The cache is hidden in a busy muggle area just around the corner from the Marble Arch, please try to look as inconspicous as possible. Local residents have a good view of the location. A pencil is included in the cache. The cache is a small silver coloured plastic container with a magnet attached.
Please be careful when replacing the cache as it will only stick back in the section you retrieved it from - Only a small section is magnetic.
Location is easy to access on foot as it is just a short work from the city centre, parking is available on the neighbouring roads and the cache is also close to Victoria Train Station.

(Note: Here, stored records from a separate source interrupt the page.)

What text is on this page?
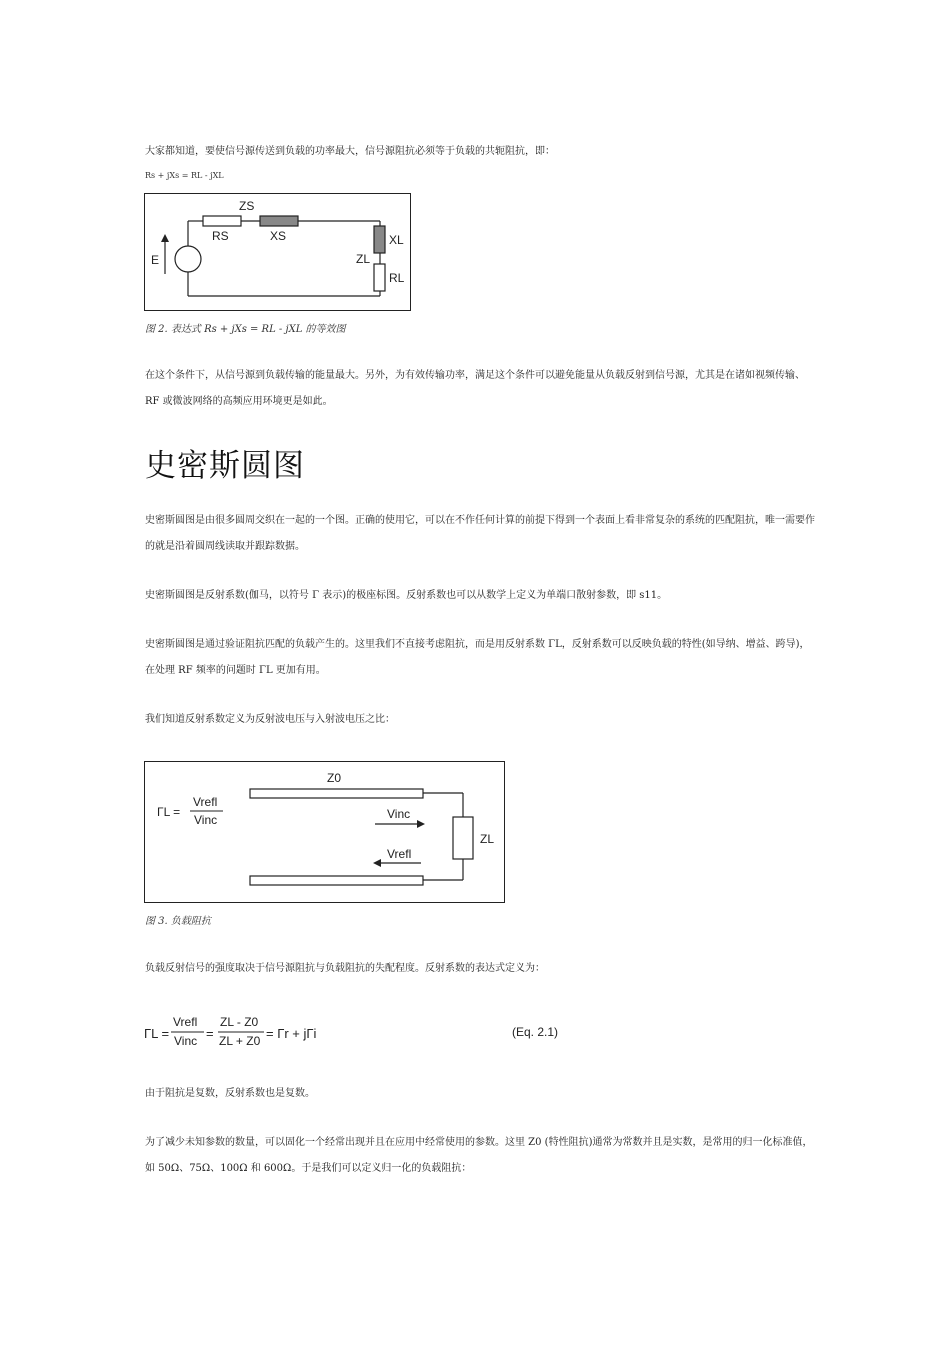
大家都知道，要使信号源传送到负载的功率最大，信号源阻抗必须等于负载的共轭阻抗，即：

Rs + jXs = RL - jXL
ZS
RS	XS
E
XL
ZL
RL
图 2. 表达式 Rs + jXs = RL - jXL 的等效图

在这个条件下，从信号源到负载传输的能量最大。另外，为有效传输功率，满足这个条件可以避免能量从负载反射到信号源，尤其是在诸如视频传输、RF 或微波网络的高频应用环境更是如此。

史密斯圆图

史密斯圆图是由很多圆周交织在一起的一个图。正确的使用它，可以在不作任何计算的前提下得到一个表面上看非常复杂的系统的匹配阻抗，唯一需要作的就是沿着圆周线读取并跟踪数据。

史密斯圆图是反射系数(伽马，以符号 Γ 表示)的极座标图。反射系数也可以从数学上定义为单端口散射参数，即 s11。

史密斯圆图是通过验证阻抗匹配的负载产生的。这里我们不直接考虑阻抗，而是用反射系数 ΓL，反射系数可以反映负载的特性(如导纳、增益、跨导)，在处理 RF 频率的问题时 ΓL 更加有用。

我们知道反射系数定义为反射波电压与入射波电压之比：

ΓL =
Vrefl
Vinc
Z0
ZL
Vinc
Vrefl
图 3. 负载阻抗

负载反射信号的强度取决于信号源阻抗与负载阻抗的失配程度。反射系数的表达式定义为：

ΓL =
Vrefl
Vinc =
ZL - Z0
ZL + Z0 = Γr + jΓi	(Eq. 2.1)

由于阻抗是复数，反射系数也是复数。

为了减少未知参数的数量，可以固化一个经常出现并且在应用中经常使用的参数。这里 Z0 (特性阻抗)通常为常数并且是实数，是常用的归一化标准值，如 50Ω、75Ω、100Ω 和 600Ω。于是我们可以定义归一化的负载阻抗：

This is my first hide, Hope you enjoy the cache!
#Thewallshaveeyes
I have placed this geocache in the area of Angel Meadow as it is an area that has an interesting historical past:- Three hundred years ago, Angel Meadow was a heavenly landscape with views over fields and hills. Indeed, the name conjures an image of some pastoral idyll. By the mid-19th century however, thanks to Manchester's new industrial age, it had become one of the city's worst slums. Angus Reach, a London-based journalist, visited Angel Meadow in 1849. "The lowest, most filthy, most unhealthy and most wicked locality in Manchester is called, singularly enough, 'Angel-meadow.' It is full of cellars and inhabited by prostitutes, their bullies, thieves, cadgers, vagrants, tramps and, in the very worst sties of filth and darkness, by those unhappy wretches the 'low Irish'." Bounded by Rochdale Road, Miller Street, Cheetham Hill Road, and Gould Street, Angel Meadow covered 33 acres on the edge of the city centre. Its population of 20,000 to 30,000 was made up predominantly of destitute Irish who had fled the Great Famine to find work in industrial Manchester and now lived in squalid conditions in cellars beneath lodging houses. This area of Manchester was also written about by Friedrich Engels in his book about the conditions of the working class. The most infamous part of Angel Meadow was the former burial ground of St Michael's Church, which contained the mass graves of 40,000 paupers. This church has also been painted by L.S Lowry. This area now is a redeveloped area with residential apartments, from converted warehouses like the Tobacco Factory to new builds. There Is also Angel Meadow Park and St Michael's flags, which is a peaceful park on the fringes of a very busy city. Here at Angel Meadow Park you can read about some of the historic events, Angel Meadow park is 2 minute walk away, down Ludgate Hill.